Someone once said that having a child is like seeing your heart walking around outside your body.  As such, seeing the way other people interact with your child can trigger emotions you never knew you had.  You never thought your spouse was shallow until you heard the things she said about what people would think if your children dressed or acted in certain ways.  Everything your spouse says makes you think that he is needlessly exposing your children to danger, or, conversely, that he is excessively cautious and not giving them a chance to experience ordinary hardships.  And this is just when you are happily married.  Everything your ex-spouse does in relation to your children feels like a knife wound to the heart.  Therefore, the hardest part of co-parenting is not the child support order that leaves you feeling broke and resentful, whether you are the one paying child support or the one receiving it.  It also isn’t the parenting plan that requires you to drive on I-95 for an hour every year on Black Friday so that your kids can spend half of Thanksgiving break with you and half of it with your ex.  The worst part is the decision making.  Whose decision is it whether your teen daughter can get a second set of piercings in her ears or whether your 10-year-old son can watch PG-13 rated movies?  A Boca Raton child custody lawyer can help you with these most difficult aspects of co-parenting as well as with the usual parenting time and child support stuff.

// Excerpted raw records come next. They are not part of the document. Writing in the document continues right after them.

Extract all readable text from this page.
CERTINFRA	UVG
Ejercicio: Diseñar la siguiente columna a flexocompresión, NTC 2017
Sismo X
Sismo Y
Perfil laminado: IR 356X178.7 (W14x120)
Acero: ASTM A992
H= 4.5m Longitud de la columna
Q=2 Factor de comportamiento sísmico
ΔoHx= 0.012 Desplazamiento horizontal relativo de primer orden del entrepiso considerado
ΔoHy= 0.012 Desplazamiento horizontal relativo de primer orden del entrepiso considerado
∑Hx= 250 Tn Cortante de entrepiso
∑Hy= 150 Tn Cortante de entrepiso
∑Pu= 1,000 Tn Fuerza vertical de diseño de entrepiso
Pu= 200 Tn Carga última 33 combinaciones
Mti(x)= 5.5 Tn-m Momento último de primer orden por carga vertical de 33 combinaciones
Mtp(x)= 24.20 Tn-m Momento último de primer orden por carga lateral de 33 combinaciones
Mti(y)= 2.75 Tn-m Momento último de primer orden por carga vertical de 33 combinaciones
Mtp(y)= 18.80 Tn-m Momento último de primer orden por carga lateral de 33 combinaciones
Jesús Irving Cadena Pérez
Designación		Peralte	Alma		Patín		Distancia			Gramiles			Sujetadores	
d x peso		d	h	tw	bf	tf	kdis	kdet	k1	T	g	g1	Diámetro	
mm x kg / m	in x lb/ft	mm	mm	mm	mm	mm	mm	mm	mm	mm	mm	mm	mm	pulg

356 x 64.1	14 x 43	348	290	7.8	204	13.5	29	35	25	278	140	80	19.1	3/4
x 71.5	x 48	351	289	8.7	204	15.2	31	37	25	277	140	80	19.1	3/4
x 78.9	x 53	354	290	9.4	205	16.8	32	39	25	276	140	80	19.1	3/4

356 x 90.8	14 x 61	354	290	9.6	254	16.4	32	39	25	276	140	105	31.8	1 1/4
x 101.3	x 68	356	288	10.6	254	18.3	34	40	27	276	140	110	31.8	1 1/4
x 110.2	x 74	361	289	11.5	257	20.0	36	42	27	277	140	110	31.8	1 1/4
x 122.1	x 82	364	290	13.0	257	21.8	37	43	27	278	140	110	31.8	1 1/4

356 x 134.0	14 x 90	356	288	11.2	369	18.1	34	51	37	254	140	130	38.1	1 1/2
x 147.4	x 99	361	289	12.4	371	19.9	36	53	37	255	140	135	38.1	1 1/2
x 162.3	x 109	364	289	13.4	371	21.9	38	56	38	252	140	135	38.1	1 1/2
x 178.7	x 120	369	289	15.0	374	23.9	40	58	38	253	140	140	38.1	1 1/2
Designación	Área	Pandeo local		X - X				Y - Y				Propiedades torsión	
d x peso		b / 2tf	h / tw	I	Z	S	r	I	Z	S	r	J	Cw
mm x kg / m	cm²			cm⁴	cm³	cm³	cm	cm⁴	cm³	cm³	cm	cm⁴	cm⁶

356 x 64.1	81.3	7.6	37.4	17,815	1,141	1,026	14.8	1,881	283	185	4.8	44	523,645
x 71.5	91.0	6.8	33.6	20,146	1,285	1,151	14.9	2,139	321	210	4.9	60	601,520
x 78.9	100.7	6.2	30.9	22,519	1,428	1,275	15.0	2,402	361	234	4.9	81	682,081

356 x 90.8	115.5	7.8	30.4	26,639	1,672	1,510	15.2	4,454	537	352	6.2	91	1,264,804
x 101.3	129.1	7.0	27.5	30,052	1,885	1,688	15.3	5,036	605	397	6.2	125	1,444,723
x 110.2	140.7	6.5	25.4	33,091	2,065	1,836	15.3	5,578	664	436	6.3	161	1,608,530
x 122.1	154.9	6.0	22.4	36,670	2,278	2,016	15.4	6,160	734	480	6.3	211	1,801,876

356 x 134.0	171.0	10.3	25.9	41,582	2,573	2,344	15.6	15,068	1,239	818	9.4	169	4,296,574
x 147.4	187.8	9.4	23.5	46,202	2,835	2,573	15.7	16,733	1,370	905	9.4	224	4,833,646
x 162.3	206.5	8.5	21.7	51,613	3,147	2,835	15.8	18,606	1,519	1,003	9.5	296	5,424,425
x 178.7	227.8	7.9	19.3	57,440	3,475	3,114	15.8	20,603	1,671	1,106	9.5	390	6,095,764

Parenting Plans and Decision-Making Power

Parenting plans address both physical custody, which is how much time the children spend in each parent’s care, and legal custody, which is the question of which parent has the final say about parenting decisions.  Most parents are able to finalize their parenting plans during mediation, and they usually decide to share decision-making responsibility about children’s education, extracurricular activities, and non-emergency medical care.

Parents can choose to give one parent the final decision about one or more of these matters.  Would you sign away your right to decide which school your child attends?  If you do, you probably really trust your ex-spouse, which means that you have a better co-parenting relationship than most.  Likewise, if you have the final say about extracurricular activities, it means that it is your responsibility to figure out how to pay for them.  Most couples agree to share decision-making responsibilities, which can mean plenty of disagreements over the years.  In some cases, a judge even has to decide whether a teen can go to summer camp in another state if the parents can’t agree.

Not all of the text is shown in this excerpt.